Now imagine all of the things that are easier to deal with when it’s early in the recruiting process that get 10x or 100x more expensive if we don’t address them early. Wasting candidate time, wasting interview team time, fatter funnels (because we end up having to interview way more candidates), more blaming that we’re (recruiting) not doing our jobs, and 10 other things, including poor performing hires and costly backfilling. 
 
Dealing with unrealistic expectations, poor process, poorly defined needs, uneducated hiring managers, and misaligned hiring teams early is what the best Talent Advisor recruiters do. They recognize and highlight the cost of doing ineffective things early, educate and/or push back on hiring managers, and definitely don’t just play the “order taker” role. 
 
You might say, yeah, I get it, John. I try to do this now, already. 
 
Framing
I know, this isn’t rocket science. But I’m always on the lookout for ways to frame things up with hiring managers to get them to invest a little more time upfront, which often saves them pain and time later.
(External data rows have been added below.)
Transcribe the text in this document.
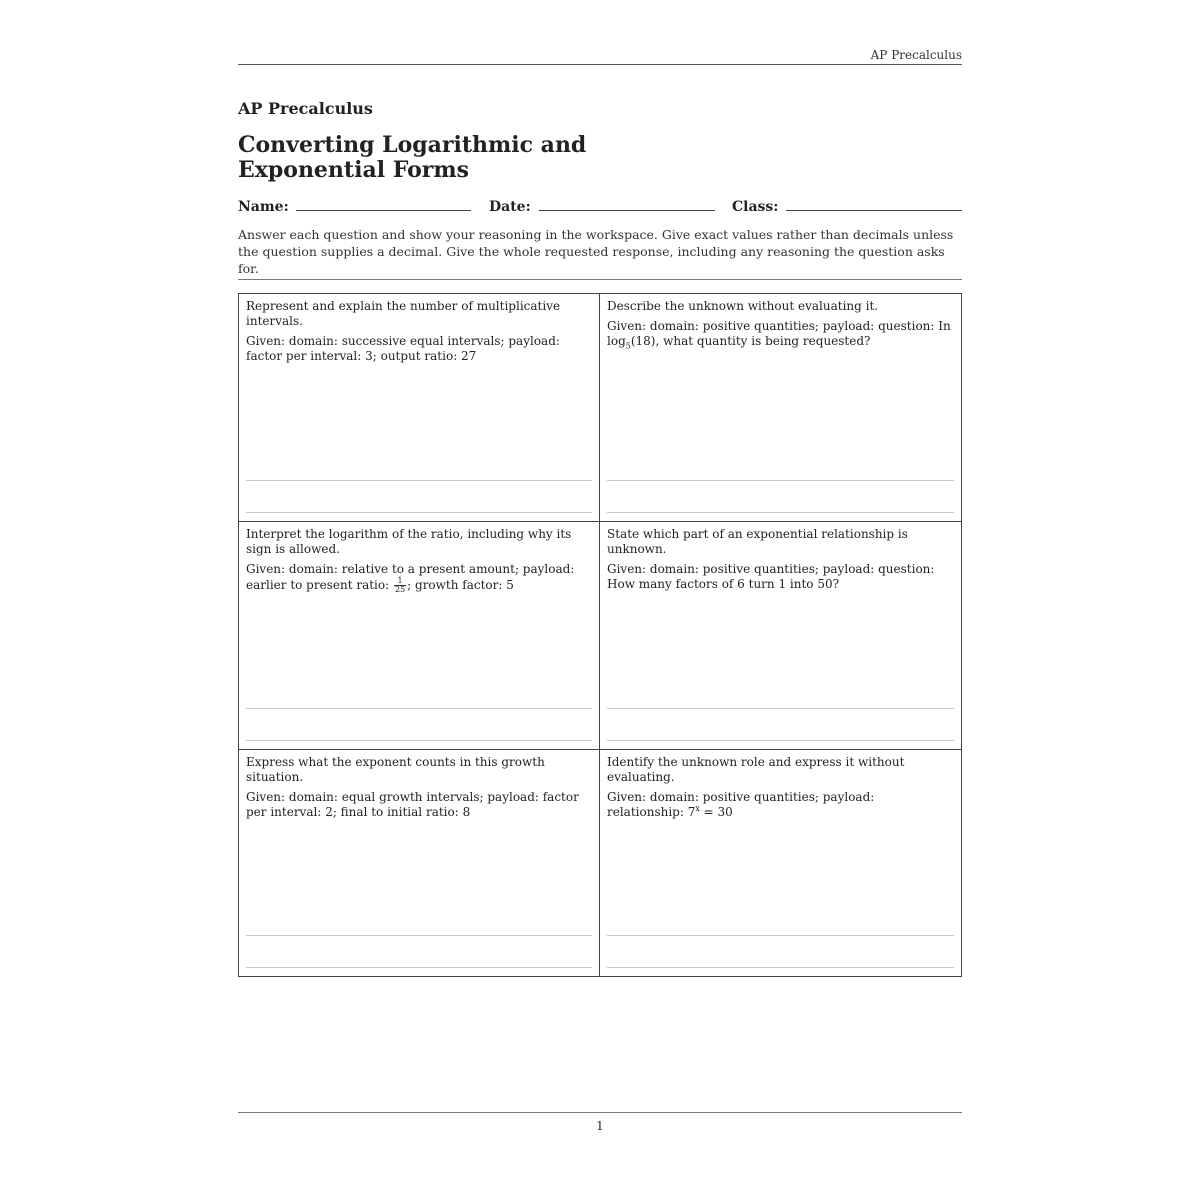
AP Precalculus
AP Precalculus
Converting Logarithmic and Exponential Forms
Name:	Date:	Class:

Answer each question and show your reasoning in the workspace. Give exact values rather than decimals unless the question supplies a decimal. Give the whole requested response, including any reasoning the question asks for.

Represent and explain the number of multiplicative intervals.

Given: domain: successive equal intervals; payload: factor per interval: 3; output ratio: 27

Describe the unknown without evaluating it.

Given: domain: positive quantities; payload: question: In $\log_5(18)$, what quantity is being requested?

Interpret the logarithm of the ratio, including why its sign is allowed.

Given: domain: relative to a present amount; payload: earlier to present ratio: $\frac{1}{25}$ ; growth factor: 5

State which part of an exponential relationship is unknown.

Given: domain: positive quantities; payload: question: How many factors of 6 turn 1 into 50?

Express what the exponent counts in this growth situation.

Given: domain: equal growth intervals; payload: factor per interval: 2; final to initial ratio: 8

Identify the unknown role and express it without evaluating.

Given: domain: positive quantities; payload: relationship: $7^x = 30$

1
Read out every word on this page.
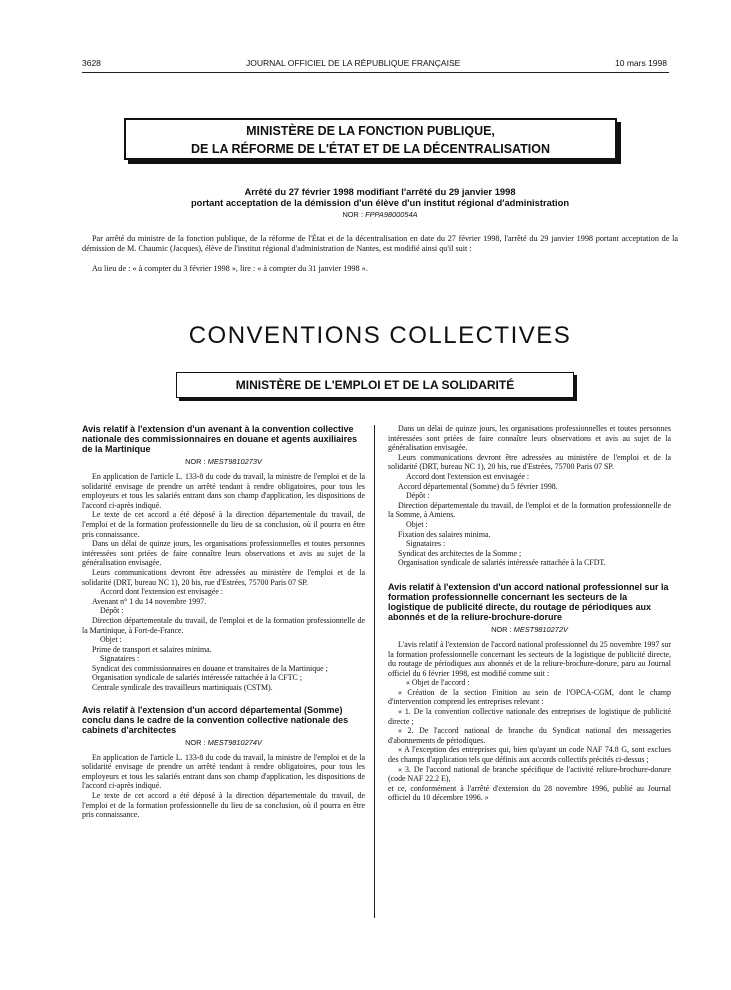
3628	JOURNAL OFFICIEL DE LA RÉPUBLIQUE FRANÇAISE	10 mars 1998
MINISTÈRE DE LA FONCTION PUBLIQUE,
DE LA RÉFORME DE L'ÉTAT ET DE LA DÉCENTRALISATION
Arrêté du 27 février 1998 modifiant l'arrêté du 29 janvier 1998
portant acceptation de la démission d'un élève d'un institut régional d'administration
NOR : FPPA9800054A
Par arrêté du ministre de la fonction publique, de la réforme de l'État et de la décentralisation en date du 27 février 1998, l'arrêté du 29 janvier 1998 portant acceptation de la démission de M. Chaumic (Jacques), élève de l'institut régional d'administration de Nantes, est modifié ainsi qu'il suit :
Au lieu de : « à compter du 3 février 1998 », lire : « à compter du 31 janvier 1998 ».
CONVENTIONS COLLECTIVES
MINISTÈRE DE L'EMPLOI ET DE LA SOLIDARITÉ

Avis relatif à l'extension d'un avenant à la convention collective nationale des commissionnaires en douane et agents auxiliaires de la Martinique

NOR : MEST9810273V

En application de l'article L. 133-8 du code du travail, la ministre de l'emploi et de la solidarité envisage de prendre un arrêté tendant à rendre obligatoires, pour tous les employeurs et tous les salariés entrant dans son champ d'application, les dispositions de l'accord ci-après indiqué.

Le texte de cet accord a été déposé à la direction départementale du travail, de l'emploi et de la formation professionnelle du lieu de sa conclusion, où il pourra en être pris connaissance.

Dans un délai de quinze jours, les organisations professionnelles et toutes personnes intéressées sont priées de faire connaître leurs observations et avis au sujet de la généralisation envisagée.

Leurs communications devront être adressées au ministère de l'emploi et de la solidarité (DRT, bureau NC 1), 20 bis, rue d'Estrées, 75700 Paris 07 SP.

Accord dont l'extension est envisagée :

Avenant n° 1 du 14 novembre 1997.

Dépôt :

Direction départementale du travail, de l'emploi et de la formation professionnelle de la Martinique, à Fort-de-France.

Objet :

Prime de transport et salaires minima.

Signataires :

Syndicat des commissionnaires en douane et transitaires de la Martinique ;

Organisation syndicale de salariés intéressée rattachée à la CFTC ;

Centrale syndicale des travailleurs martiniquais (CSTM).

Avis relatif à l'extension d'un accord départemental (Somme) conclu dans le cadre de la convention collective nationale des cabinets d'architectes

NOR : MEST9810274V

En application de l'article L. 133-8 du code du travail, la ministre de l'emploi et de la solidarité envisage de prendre un arrêté tendant à rendre obligatoires, pour tous les employeurs et tous les salariés entrant dans son champ d'application, les dispositions de l'accord ci-après indiqué.

Le texte de cet accord a été déposé à la direction départementale du travail, de l'emploi et de la formation professionnelle du lieu de sa conclusion, où il pourra en être pris connaissance.

Dans un délai de quinze jours, les organisations professionnelles et toutes personnes intéressées sont priées de faire connaître leurs observations et avis au sujet de la généralisation envisagée.

Leurs communications devront être adressées au ministère de l'emploi et de la solidarité (DRT, bureau NC 1), 20 bis, rue d'Estrées, 75700 Paris 07 SP.

Accord dont l'extension est envisagée :

Accord départemental (Somme) du 5 février 1998.

Dépôt :

Direction départementale du travail, de l'emploi et de la formation professionnelle de la Somme, à Amiens.

Objet :

Fixation des salaires minima.

Signataires :

Syndicat des architectes de la Somme ;

Organisation syndicale de salariés intéressée rattachée à la CFDT.

Avis relatif à l'extension d'un accord national professionnel sur la formation professionnelle concernant les secteurs de la logistique de publicité directe, du routage de périodiques aux abonnés et de la reliure-brochure-dorure

NOR : MEST9810272V

L'avis relatif à l'extension de l'accord national professionnel du 25 novembre 1997 sur la formation professionnelle concernant les secteurs de la logistique de publicité directe, du routage de périodiques aux abonnés et de la reliure-brochure-dorure, paru au Journal officiel du 6 février 1998, est modifié comme suit :

« Objet de l'accord :

« Création de la section Finition au sein de l'OPCA-CGM, dont le champ d'intervention comprend les entreprises relevant :

« 1. De la convention collective nationale des entreprises de logistique de publicité directe ;

« 2. De l'accord national de branche du Syndicat national des messageries d'abonnements de périodiques.

« A l'exception des entreprises qui, bien qu'ayant un code NAF 74.8 G, sont exclues des champs d'application tels que définis aux accords collectifs précités ci-dessus ;

« 3. De l'accord national de branche spécifique de l'activité reliure-brochure-dorure (code NAF 22.2 E),

et ce, conformément à l'arrêté d'extension du 28 novembre 1996, publié au Journal officiel du 10 décembre 1996. »
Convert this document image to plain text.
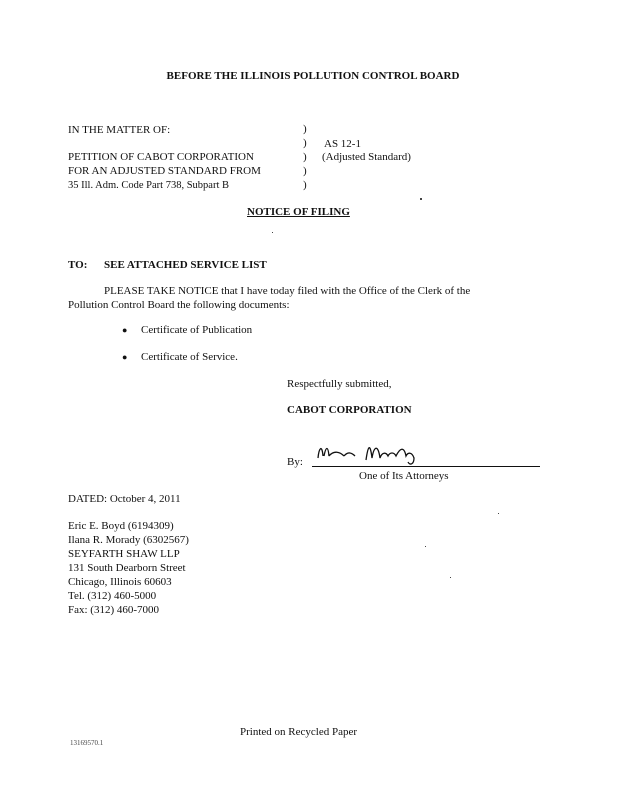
BEFORE THE ILLINOIS POLLUTION CONTROL BOARD
IN THE MATTER OF:
PETITION OF CABOT CORPORATION
FOR AN ADJUSTED STANDARD FROM
35 Ill. Adm. Code Part 738, Subpart B
)
)
)
)
)
AS 12-1
(Adjusted Standard)
NOTICE OF FILING
TO: SEE ATTACHED SERVICE LIST
PLEASE TAKE NOTICE that I have today filed with the Office of the Clerk of the
Pollution Control Board the following documents:
● Certificate of Publication
● Certificate of Service.
Respectfully submitted,
CABOT CORPORATION
By:
One of Its Attorneys
DATED: October 4, 2011
Eric E. Boyd (6194309)
Ilana R. Morady (6302567)
SEYFARTH SHAW LLP
131 South Dearborn Street
Chicago, Illinois 60603
Tel. (312) 460-5000
Fax: (312) 460-7000
Printed on Recycled Paper
13169570.1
So, maybe the next time you’re working with a hiring manager who isn’t making time for a proper kickoff/strategy meeting with you, or wants you to do something that you know will lead to waste or delays, you use this analogy around car manufacturers - or come up with your own, better example of the 1-10-100 rule in practice. 
 
I find the more we can help hiring managers understand cause-effect by using non-HR language (HR-language is NOT their love language), the more effectively we can influence, educate, and help them get what they really want: more speed, more quality, more diversity.